The Smithsonian's National Portrait Gallery hung its newest presidential portrait recently, and quickly found its caption in dispute. Every portrait allows 140 words, summing up the subject's presidency. The original caption included the phrase: "the attacks on September 11, 2001, that led to wars in Afghanistan and Iraq . . ." A senator from Vermont was not pleased with the inference that there was a causal relationship between 9/11 and the Iraqi quagmire into which President Bush engulfed the nation. "When President Bush and Vice President Cheney misled our nation into the war in Iraq, they certainly cited the attacks on September 11, along with the equally specious claim that Iraq possessed vast arsenals of weapons of mass destruction. The notion, however, that 9/11 and Iraq were linked, or that one 'led to' the other, has been widely and authoritatively debunked." The Smithsonian agreed, and changed the wording on the caption to read, ". . . Bush found his two terms in office instead marked by a series of cataclysmic events: the attacks on September 11, 2001; the wars in Afghanistan and Iraq; the devastation wrought by Hurricane Katrina; and a financial crisis during his last months in office." This adjustment sounds reasonable to me. Bush's tenure was indeed cataclysmic, and we will not be recovering from his presidency anytime soon.
The Obama Inauguration has stirred up a couple of brouhahas, one a lot nastier than the other. In his speech, the new president included "non-believers" in his description of the patchwork of America, and many right-wing black clergymen have protested. Though over 16 % of Americans describe themselves as "non-believers," those conservative men of God do not want these heretics included in any mention of American heritage. Of course, these are the same sort of bigots who raised a whole lot of hell, and a whole lot of money, to pass California's Prop 8, removing the marital rights of same-sex couples. Yet another example of how so many leaders of Organized Religion feel justified in trouncing the civil liberties of those who do not share their beliefs.
I wonder when it was, exactly, that Christianity became EXclusive, rather than INclusive...
I got a giggle over the revelation that classical performers Yo-Yo Ma and Itzhak Perlman had pulled a Milli-Vanilli at the Obama Inauguration; they had pre-recorded their piece and were just "string sync-ing" for the cameras. (It reminded me of the production of Opus I did several years ago; we did the same thing, but never hid the fact.) The frigid weather was blamed in this case, and everyone agreed that keeping the piano in tune would have been impossible under the circumstances. But then, why the charade? Why not just pipe the pre-recorded selection through the speakers without the pretence? Or use those jumbo screens to show a video of the performers recording the piece?
Aretha Franklin certainly was not lip sync-ing, but even she admits perhaps she ought to have been. She was quoted immediately following her performance that she was very disappointed in her own work. The cold took a toll on the Queen of Soul, and she took an unfortunate breath at the very top of her rendition of "America," right between syllables: "My count-(breath)-try 'tis of thee..." Sing it aloud yourself, and you'll discover the misfortune.

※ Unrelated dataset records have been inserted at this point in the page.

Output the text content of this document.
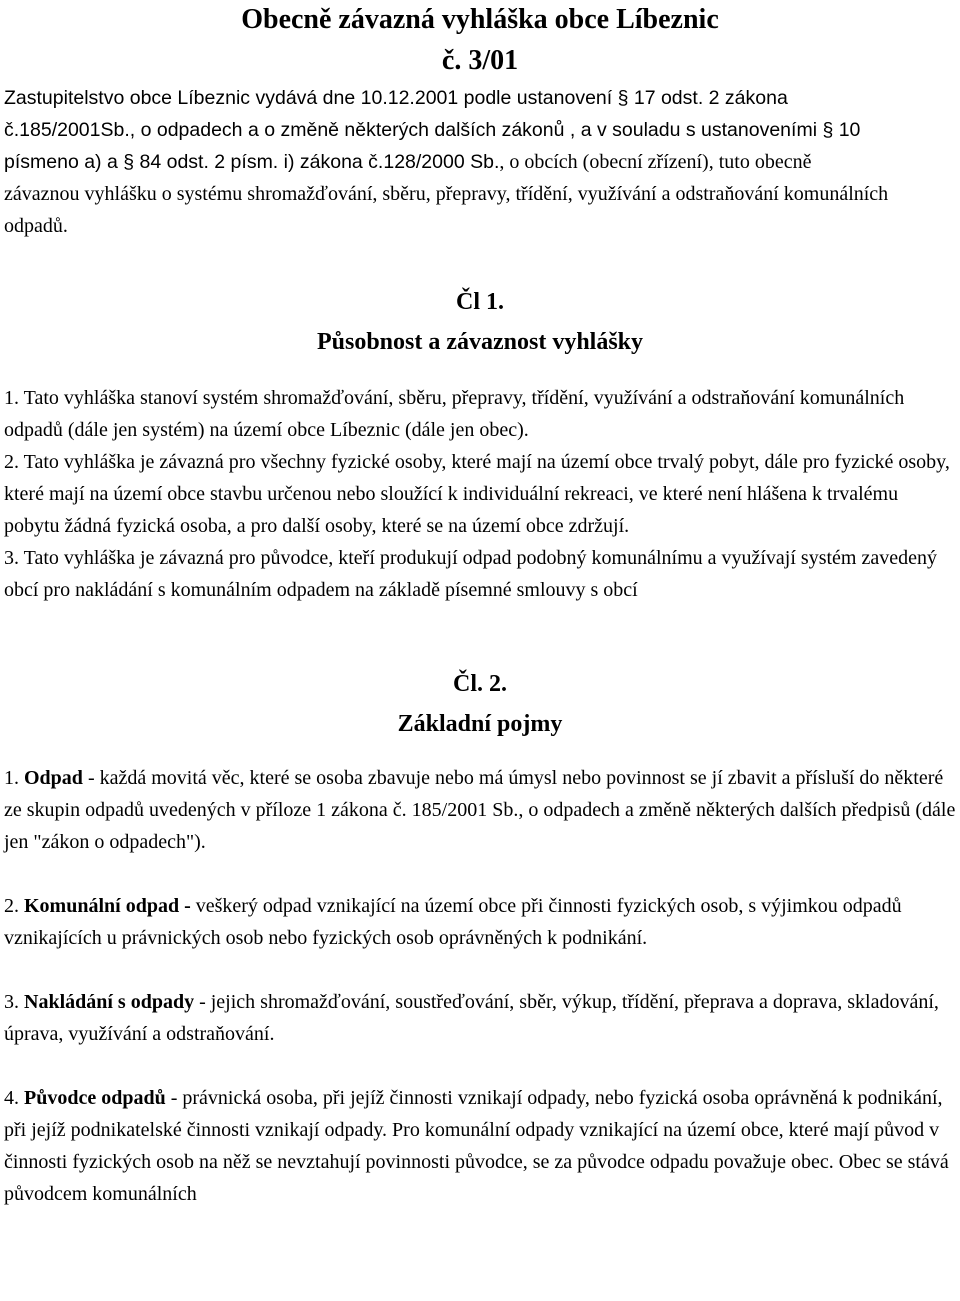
Obecně závazná vyhláška obce Líbeznic
č. 3/01
Zastupitelstvo obce Líbeznic vydává dne 10.12.2001 podle ustanovení § 17 odst. 2 zákona
č.185/2001Sb., o odpadech a o změně některých dalších zákonů , a v souladu s ustanoveními § 10
písmeno a) a § 84 odst. 2 písm. i) zákona č.128/2000 Sb., o obcích (obecní zřízení), tuto obecně
závaznou vyhlášku o systému shromažďování, sběru, přepravy, třídění, využívání a odstraňování komunálních odpadů.
Čl 1.
Působnost a závaznost vyhlášky

1. Tato vyhláška stanoví systém shromažďování, sběru, přepravy, třídění, využívání a odstraňování komunálních odpadů (dále jen systém) na území obce Líbeznic (dále jen obec).

2. Tato vyhláška je závazná pro všechny fyzické osoby, které mají na území obce trvalý pobyt, dále pro fyzické osoby, které mají na území obce stavbu určenou nebo sloužící k individuální rekreaci, ve které není hlášena k trvalému pobytu žádná fyzická osoba, a pro další osoby, které se na území obce zdržují.

3. Tato vyhláška je závazná pro původce, kteří produkují odpad podobný komunálnímu a využívají systém zavedený obcí pro nakládání s komunálním odpadem na základě písemné smlouvy s obcí

Čl. 2.
Základní pojmy

1. Odpad - každá movitá věc, které se osoba zbavuje nebo má úmysl nebo povinnost se jí zbavit a přísluší do některé ze skupin odpadů uvedených v příloze 1 zákona č. 185/2001 Sb., o odpadech a změně některých dalších předpisů (dále jen "zákon o odpadech").

2. Komunální odpad - veškerý odpad vznikající na území obce při činnosti fyzických osob, s výjimkou odpadů vznikajících u právnických osob nebo fyzických osob oprávněných k podnikání.

3. Nakládání s odpady - jejich shromažďování, soustřeďování, sběr, výkup, třídění, přeprava a doprava, skladování, úprava, využívání a odstraňování.

4. Původce odpadů - právnická osoba, při jejíž činnosti vznikají odpady, nebo fyzická osoba oprávněná k podnikání, při jejíž podnikatelské činnosti vznikají odpady. Pro komunální odpady vznikající na území obce, které mají původ v činnosti fyzických osob na něž se nevztahují povinnosti původce, se za původce odpadu považuje obec. Obec se stává původcem komunálních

On the bright side, her performance seemed to be upstaged by her hat.
(update, 2/6/09: Aretha has made a quick trip to the studio to record a "preferred version" of her inaugural song, which will soon be available as an alternative to her live take)
I wrote a while ago about Jeremy Piven bolting from his Broadway commitment to Speed-the-Plow. More of the story has now come out. The show opened in early October to good reviews, but according to the producers, Piven immediately started making noise about leaving the show before its scheduled closing in late February. The production schedule was adjusted to accommodate Piven's attendance at the Golden Globes in Los Angeles. As soon as those plans were finalized, Piven informed the producers that he would not be returning to the show after the awards. Arrangements were made for William H. Macy to replace Piven during the show's final few months. Many weeks prior to his departure to attend the Golden Globes, with no notice whatsoever, Piven bolted from Speed-the-Plow, citing a dangerous level of mercury in his system. Too much sushi between shows or something. Macy was not available to take over the part that early, so the understudy played Piven's role while the producers scrambled for a higher profile replacement. Norbert Leo Butz, a Tony-winning Broadway favorite, assumed the role, giving several performances carrying the script. But the box office dropped dramatically in the absence of the Emmy-winning Piven.

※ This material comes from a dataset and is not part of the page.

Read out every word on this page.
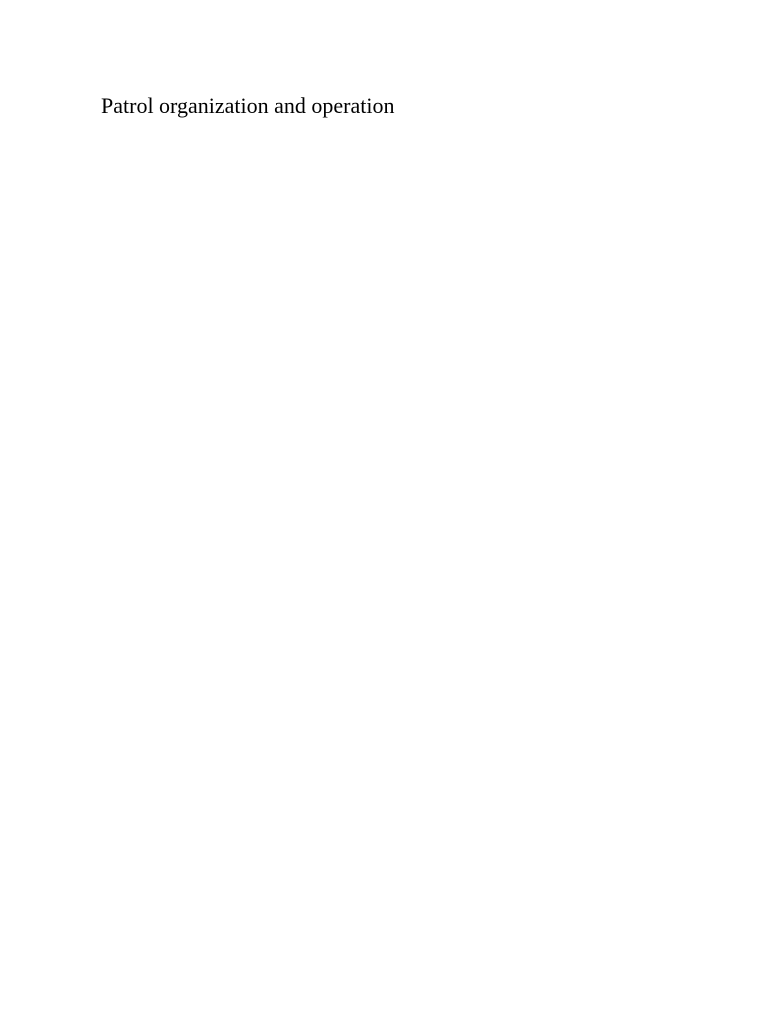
Patrol organization and operation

This week, the show's producers filed a grievance against Piven with Actors Equity.
The story of Piven deserting his stage commitment is probably not getting much traction in middle America (you know, those people who think Muslims, Hindus, and non-believers should not be included in a presidential speech), but it's getting lots of attention among theatre folk. Here's an hilarious parody aimed directly at Piven, to the Pal Joey tune, "Zip."
I don't get HBO, so I do not watch Piven's show Entourage, but I enjoyed him as a regular on Ellen Degeneres's sitcom a decade or so ago. But he's giving the "TV Star Turned Broadway Actor" group a bad name, if it ever had a good one (remember Kelsey Grammer's disastrous Macbeth?). Recently, Katie Holmes, Christina Applegate, and Jennifer Garner have all graced the New York boards, and have acquitted themselves well. I'm not the first person to guess Piven was unpleasantly surprised by the challenge of 8 shows a week, requiring vastly more energy and focus than a TV series. Kristen Chenoweth, one of the rare stars who moves easily from TV to stage, warned other film stars who consider hitting Broadway during their downtime that the stage will "kick your ass."